Well...to keep short short, guest wlan is working with 22.03.0 rc4. Unfortunately I do not exactly know what why.
After your motivating lecture on the gateways, I thought about some settings. Even though only one gateway was used due to the metric, the use on the Asus was nonsense. Therefore I changed the setup of the Asus a little bit:
- There is now only one default gateway on the Asus
- I deleted the unnecessary WAN interface
- Assigned the WAN interface to the LAN bridge
Right after the configuration no wlan device could hold a stable connection to the guest wlan. But after a reboot it magically worked.

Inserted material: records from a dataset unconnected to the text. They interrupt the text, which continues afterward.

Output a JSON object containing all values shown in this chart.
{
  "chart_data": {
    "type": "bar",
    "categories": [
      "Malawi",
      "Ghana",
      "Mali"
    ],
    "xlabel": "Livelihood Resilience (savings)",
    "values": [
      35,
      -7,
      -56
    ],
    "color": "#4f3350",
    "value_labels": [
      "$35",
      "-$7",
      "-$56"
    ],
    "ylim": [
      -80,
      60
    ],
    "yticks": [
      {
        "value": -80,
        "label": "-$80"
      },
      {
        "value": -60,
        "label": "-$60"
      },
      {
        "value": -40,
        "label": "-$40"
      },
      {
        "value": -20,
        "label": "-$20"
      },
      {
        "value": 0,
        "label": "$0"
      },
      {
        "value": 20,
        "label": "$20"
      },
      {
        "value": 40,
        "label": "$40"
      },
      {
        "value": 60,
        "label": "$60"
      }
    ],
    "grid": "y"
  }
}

BTW: The uplink port 1 remained unchanged.
That's good to hear, so I understand there're no issues with 22.03 anymore? It really doesn't matter, in my eyes, why previous config worked on older versions; may be bad configuration, something else, who cares. Does it work on the latest image? Yes! That's that.
We should get the issue you created closed if everything works fine.
Everything seems stable, great help for feature updates. I really enjoyed your patience and meticulousness with my problem. Thank you very much.
I'm glad we finally solved the issue, cheers!
Have you ever configured Wi-Fi without the workaround but tested it after reboot? I wonder if it would start working after reboot as well.
I tried it on 22.03.0-rc5, the issue is still there even after reboot. I will report this bug.
Just a short question: Any chance that the router will support mesh in the future?
Currently the driver seems to prevent it:
iw list
Supported interface modes:
* IBSS
* managed
* AP
* P2P-client
* P2P-GO
* P2P-device
The router got bcm4366c0 chip for wireless which uses the brcmfmac driver. I don’t believe there would be support for what there isn’t right now, since Broadcom is regularly bashed for keeping their wireless drivers’ source code proprietary.
So be it. Anyway it's a huge win to have the router supported! Thank you for your time and endurance for making it happen.
Congratulations on getting the device officially supported. Thanks for your work.
@arinc9 Thanks for you continues work on this! I updated from a self compiled, a few months old image to RC6 and it works like a charm. You're amazing, thanks!
What I did see is that the RealTek switch is only accessible by the extsw interface. Wasn't at some point this switch also accessible using the individual ports? Since I only use ports 1 to 3 and wan it doesn't matter but I was just curious. I remember VLAN not working on it.